Un nouveau terme apparaît, nous l’avons vu précédemment, celui d’altricialité secondaire (Gould, 1977), qui décrit la longue « immaturité cérébrale » d’Homo sapiens, après la naissance. Il semble que la première utilisation du terme altricialité, au-delà de l’ornithologie d’où il provient, date de 1971 (Tobach) et décrit le degré de dépendance des nouveaux nés par rapport aux parents ; altricial est donc un anglicisme qui s’oppose à précoce ( precocial correspond à nidifuge en français, et altricial à nidicole). L’altricialité appliquée aux mammifères déplace le sens du terme ; par exemple les marsupiaux sont très altriciaux, les ruminants très précoces. L’altricialité est secondaire chez les humains, car elle provient d’une néoténie cérébrale qui se met en place après Homo erectus et peut être conçue comme une réponse adaptative (Coqueugniot et Hublin, 2005). La naissance devient précoce, relativement, car associée à une croissance considérable du cerveau après la naissance. Nous considèrerons l’altricialité secondaire d’Homo sapiens, comme la dernière néoténie dans le cours de l’hominisation, ce qui est hors de l’objet de cet article. Notons ici que ce concept est descriptif de ce que les philosophes nomment l’inachèvement de l’être humain. Son cerveau se développe pleinement en un minimum de 25 ans et l’apprentissage peut durer toute la vie.

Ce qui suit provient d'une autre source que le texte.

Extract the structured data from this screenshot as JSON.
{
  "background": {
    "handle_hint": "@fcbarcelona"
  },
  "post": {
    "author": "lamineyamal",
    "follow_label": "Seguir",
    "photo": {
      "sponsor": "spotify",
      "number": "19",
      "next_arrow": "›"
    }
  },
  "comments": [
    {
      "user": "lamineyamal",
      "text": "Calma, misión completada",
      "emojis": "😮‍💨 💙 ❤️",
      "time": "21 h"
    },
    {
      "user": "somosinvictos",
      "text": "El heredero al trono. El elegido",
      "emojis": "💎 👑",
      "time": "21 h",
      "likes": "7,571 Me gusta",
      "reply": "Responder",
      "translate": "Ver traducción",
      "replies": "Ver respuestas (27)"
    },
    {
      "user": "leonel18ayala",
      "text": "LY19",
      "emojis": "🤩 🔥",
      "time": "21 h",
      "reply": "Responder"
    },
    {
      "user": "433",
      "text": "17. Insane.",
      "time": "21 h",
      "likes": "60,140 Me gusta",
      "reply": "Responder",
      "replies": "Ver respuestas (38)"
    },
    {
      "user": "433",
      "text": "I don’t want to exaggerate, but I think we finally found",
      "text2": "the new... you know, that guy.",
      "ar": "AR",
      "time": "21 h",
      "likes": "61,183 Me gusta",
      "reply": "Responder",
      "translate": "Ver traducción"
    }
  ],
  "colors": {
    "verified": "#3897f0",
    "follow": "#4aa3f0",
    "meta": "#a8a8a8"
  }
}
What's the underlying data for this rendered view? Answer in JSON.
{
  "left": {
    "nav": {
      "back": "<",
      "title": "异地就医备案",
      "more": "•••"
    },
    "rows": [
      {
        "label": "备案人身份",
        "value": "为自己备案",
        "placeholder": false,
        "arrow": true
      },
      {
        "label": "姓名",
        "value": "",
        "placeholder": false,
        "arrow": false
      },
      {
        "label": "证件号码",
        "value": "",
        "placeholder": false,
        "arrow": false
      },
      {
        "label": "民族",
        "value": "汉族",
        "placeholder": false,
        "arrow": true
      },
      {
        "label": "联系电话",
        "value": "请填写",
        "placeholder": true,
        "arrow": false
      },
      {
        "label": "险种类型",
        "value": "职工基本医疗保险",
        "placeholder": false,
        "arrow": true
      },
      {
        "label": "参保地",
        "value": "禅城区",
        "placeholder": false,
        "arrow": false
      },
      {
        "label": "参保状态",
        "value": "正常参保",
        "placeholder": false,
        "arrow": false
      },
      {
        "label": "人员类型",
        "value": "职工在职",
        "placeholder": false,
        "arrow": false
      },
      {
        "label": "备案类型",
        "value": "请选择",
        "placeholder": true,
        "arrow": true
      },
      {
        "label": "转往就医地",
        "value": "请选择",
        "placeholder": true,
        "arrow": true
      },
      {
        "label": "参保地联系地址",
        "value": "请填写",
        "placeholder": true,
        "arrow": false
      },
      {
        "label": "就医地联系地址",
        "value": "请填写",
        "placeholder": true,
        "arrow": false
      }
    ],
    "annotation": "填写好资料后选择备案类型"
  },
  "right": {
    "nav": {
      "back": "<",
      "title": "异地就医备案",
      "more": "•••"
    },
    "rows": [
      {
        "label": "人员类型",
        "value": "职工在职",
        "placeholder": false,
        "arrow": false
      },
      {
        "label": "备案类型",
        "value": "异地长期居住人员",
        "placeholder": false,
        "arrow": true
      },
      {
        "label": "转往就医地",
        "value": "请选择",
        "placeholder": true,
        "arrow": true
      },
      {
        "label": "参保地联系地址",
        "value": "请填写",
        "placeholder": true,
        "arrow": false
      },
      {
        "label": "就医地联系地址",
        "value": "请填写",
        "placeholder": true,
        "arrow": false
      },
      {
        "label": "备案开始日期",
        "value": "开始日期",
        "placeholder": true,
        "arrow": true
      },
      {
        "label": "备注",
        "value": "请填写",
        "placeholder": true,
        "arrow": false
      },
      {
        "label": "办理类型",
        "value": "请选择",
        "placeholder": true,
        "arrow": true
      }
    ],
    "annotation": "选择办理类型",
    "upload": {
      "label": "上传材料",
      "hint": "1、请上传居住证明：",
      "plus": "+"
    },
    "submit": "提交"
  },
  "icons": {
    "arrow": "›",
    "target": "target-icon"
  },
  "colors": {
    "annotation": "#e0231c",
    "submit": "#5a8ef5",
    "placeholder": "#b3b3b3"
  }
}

La néoténie humaine se définit par i) un ralentissement relatif du développement de certains organes lors de l’ontogenèse qui fait que l’être humain adulte ressemble au bébé ou à l’enfant des autres espèces les plus proches, par exemple : relativement gros cerveau, boîte crânienne non soudée à la naissance, petit visage, verticalisation, proportion des membres et du corps, absence de fourrure, relative faiblesse musculaire, sexualité tardive ; ii) ce ralentissement conduit à un paradoxe, la croissance accrue du cerveau ; non seulement le cerveau est plus gros, relativement au poids du corps à la naissance, mais il continue sa croissance après ; iii) la conservation d’un comportement juvénile à l’âge adulte. On sait que le comportement des petits de nombreux mammifères et en particulier des prédateurs, dont les primates, et encore davantage des singes supérieurs, montre des formes de curiosité et de sens du jeu. C’est l’âge où les mammifères apprennent. Le sens du jeu à l’âge adulte est indéniablement un comportement de mammifère néoténique ; iv) Il semble qu’il y aurait une néoténie secondaire chez l’humain : une néoténisation constante, c’est-à-dire des capacités de « régression » et de redifférenciation, à un âge relativement avancé. Bref, de nombreuses fonctions apparaissent plus tardivement, l’indifférenciation de l’enfance est maintenue, des régulations restrictives disparaissent.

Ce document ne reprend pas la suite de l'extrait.